• aile mesleği saatçilik olan bir ailede tam da klasik saatlerin demode olduğu dönemde yetişen bir insan olarak, zamanın geçtiğini ve bildiklerimizin zamanla değerini yitirdiğini ilk defa bizzat saatin kendisinden öğrendim.
  • "bir saat, sadece bir saat değildir, kokularla, seslerle, projelerle ve iklimlerle dolu bir kaptır."

    marcel proust, kayıp zamanın izinde (yakalanan zaman)
  • çamaşır yıkamaya yarayan alete çamaşır makinesi, bulaşık yıkamaya yarayan alete bulaşık makinesi, tıraş olmaya yarayan alete tıraş makinesi, dikiş yapmaya yarayan alete dikiş makinesi, saç kurulamaya yarayan alete saç kurutma makinesi demişler hep. ama zamanı gösteren alete zaman makinesi dememişler, diyememişler. bir gün belki şu hayallerimizdeki zaman makinesi icat olur diye saat ismini bulmuşlar. ne kadar iyimser, ne kadar pozitif bir bakış açısı.
  • saatçinin vitrininde şöyle yazıyordu: en kalıcı hediye saattir.

    geçici olduğumuzu en çok hatırlatan nesnenin en kalıcı hediye olarak pazarlanması ne garip.
  • size saatimin hikayesini anlatacagim cunku canim istemis, neden anlatmayayim? saatimi izmir'de dolanirken, baska bir saatin fiyatini sormak icin girdigim magazada tesadufen gordum. fiyatini ogrenmek istedigimi soyledigim adam, kendisinin de fiyati bilmedigi cevabini verdi. bos cek kocanlarinin atildigi bir cekmecede bu ve alti yedi tane daha saat unutulmus, tam olarak ne kadar sure orada kaldi bilmiyor adam da. tasinma esnasinda fark etmisler, curuyen kayislari falan degistirmisler henuz, o ara da iste ben denk geliyorum. zamanlamasi manidar.

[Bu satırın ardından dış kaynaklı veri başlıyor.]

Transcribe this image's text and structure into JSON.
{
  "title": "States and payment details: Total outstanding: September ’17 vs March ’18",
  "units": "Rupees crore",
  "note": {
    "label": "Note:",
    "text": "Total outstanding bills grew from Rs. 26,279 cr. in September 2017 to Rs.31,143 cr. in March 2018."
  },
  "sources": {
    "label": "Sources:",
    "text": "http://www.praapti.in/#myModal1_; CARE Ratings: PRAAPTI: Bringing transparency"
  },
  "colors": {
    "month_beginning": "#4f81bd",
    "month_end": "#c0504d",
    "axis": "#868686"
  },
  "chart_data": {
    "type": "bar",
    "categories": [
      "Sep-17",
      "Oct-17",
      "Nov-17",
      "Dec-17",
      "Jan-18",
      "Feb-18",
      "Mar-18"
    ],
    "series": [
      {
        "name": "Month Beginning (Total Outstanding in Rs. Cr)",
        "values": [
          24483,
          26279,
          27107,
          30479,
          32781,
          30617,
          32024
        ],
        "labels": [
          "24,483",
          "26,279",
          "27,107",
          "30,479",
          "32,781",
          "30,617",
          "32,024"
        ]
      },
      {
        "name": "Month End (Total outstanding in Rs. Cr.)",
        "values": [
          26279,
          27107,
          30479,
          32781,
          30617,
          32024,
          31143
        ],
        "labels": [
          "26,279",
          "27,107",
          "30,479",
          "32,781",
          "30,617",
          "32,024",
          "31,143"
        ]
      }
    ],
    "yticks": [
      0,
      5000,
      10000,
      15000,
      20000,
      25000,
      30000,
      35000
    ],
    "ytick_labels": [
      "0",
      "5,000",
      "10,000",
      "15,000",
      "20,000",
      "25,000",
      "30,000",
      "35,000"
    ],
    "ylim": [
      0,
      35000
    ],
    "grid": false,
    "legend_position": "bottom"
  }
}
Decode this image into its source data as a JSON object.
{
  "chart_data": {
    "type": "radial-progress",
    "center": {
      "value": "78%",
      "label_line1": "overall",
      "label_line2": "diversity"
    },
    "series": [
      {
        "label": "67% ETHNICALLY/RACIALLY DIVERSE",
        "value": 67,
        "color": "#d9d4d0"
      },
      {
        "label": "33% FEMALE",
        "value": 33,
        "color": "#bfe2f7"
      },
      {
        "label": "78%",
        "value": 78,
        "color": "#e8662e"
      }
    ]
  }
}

    hayatta pek cok guzelligin, iskalananlar dahil, tamamiyle zamanlamayla alakali oldugunu dusunuyorum.

    zamanin bir yerinde durup beni bekleyen bir saat olmasi fikrini sevmistim. sonra bunu, saatin kendisine de anlattim, ne de olsa soz ucar yazi kalir demislerdi. ortamlarda, "saatle konusulur mu" derim, kim bilecek?

    "düşüncem geç gelişti, biraz geç başladım; biraz da erken bırakmak durumunda kalıyorum. geleceğini kaybetmek yaşanan zamanı da boşlaştırıyor. ne yapalım, henüz biraz da ayakta durma gücüm var; deneyelim, sonuç almaya çalışalım."
  • elias canetti, "insanın taşrası" kitabında "saatler zarifleştikçe zaman daha tehlikeli oluyor." demiş.
  • dogrulugu devamli degisen tek bilgi
  • bir dakikasi 60 saniye olan, yada 1 saati 60 dakika olan, 24 saati toplam bir gun yapan ve bir haftada 168 saat durmadan donen, pili bitince duran alet edevata saat denir.
    kisaca :
    zamani gosteren dalga motor..
    yada akreple, yengecin birbirini sokmasi..
  • "saatin kendisi mekan, yürüyüşü zaman, ayarı insandır."
    (bkz: saatleri ayarlama enstitüsü)
  • saat yani özünde zaman insanı belirli kalıplar içine sokan ancak kendisi tekrar ederek sonsuza ulaşacakmış gibi duran bir kavram. belki bu yüzden üzerine çok şey düşünülmüş, yazılar yazılmış, filmler çekilmiş. doğduğu an ölüme doğru ilk adımı atan insan geçicidir. zaman da geçer, ama geçici değildir, en azından şimdilik. içinde geleceğe doğru akan nehir, saat yönünün tersine doğru aktığında seni geçmişe götürür. bir nevi yolculuğun anahtarıdır saatler. mekanik aksamı çarklardan değil de pişmanlıklar, keşkeler, iyi ki'lerden oluşmuştur sanki. yetişmeye çalıştığın, çoğu zaman geç kaldığın şu an'larla doludur geçmiş saatlerin tortusu. zemini kaygandır, görecelidir; bazen su gibi aktı geçti derken başka zaman neden geçmiyor diye şikayet edilendir. muğlaktır. sınırları çizilmiş bir belirsizliğe bel bağlamaktır. akışına bıraktım der kimisi, yalandır. o zaten kendiliğinden akar, seni de alıp götürür. durdurabildin mi hiç bir saniye olsun zamanı? yok. akreple yelkovanın birbirini kovalamaca oyunudur hayat. sense bir izleyici. mütemadiyen tekrar eden bir filmi izlemek gibidir. gerçekten de öyledir.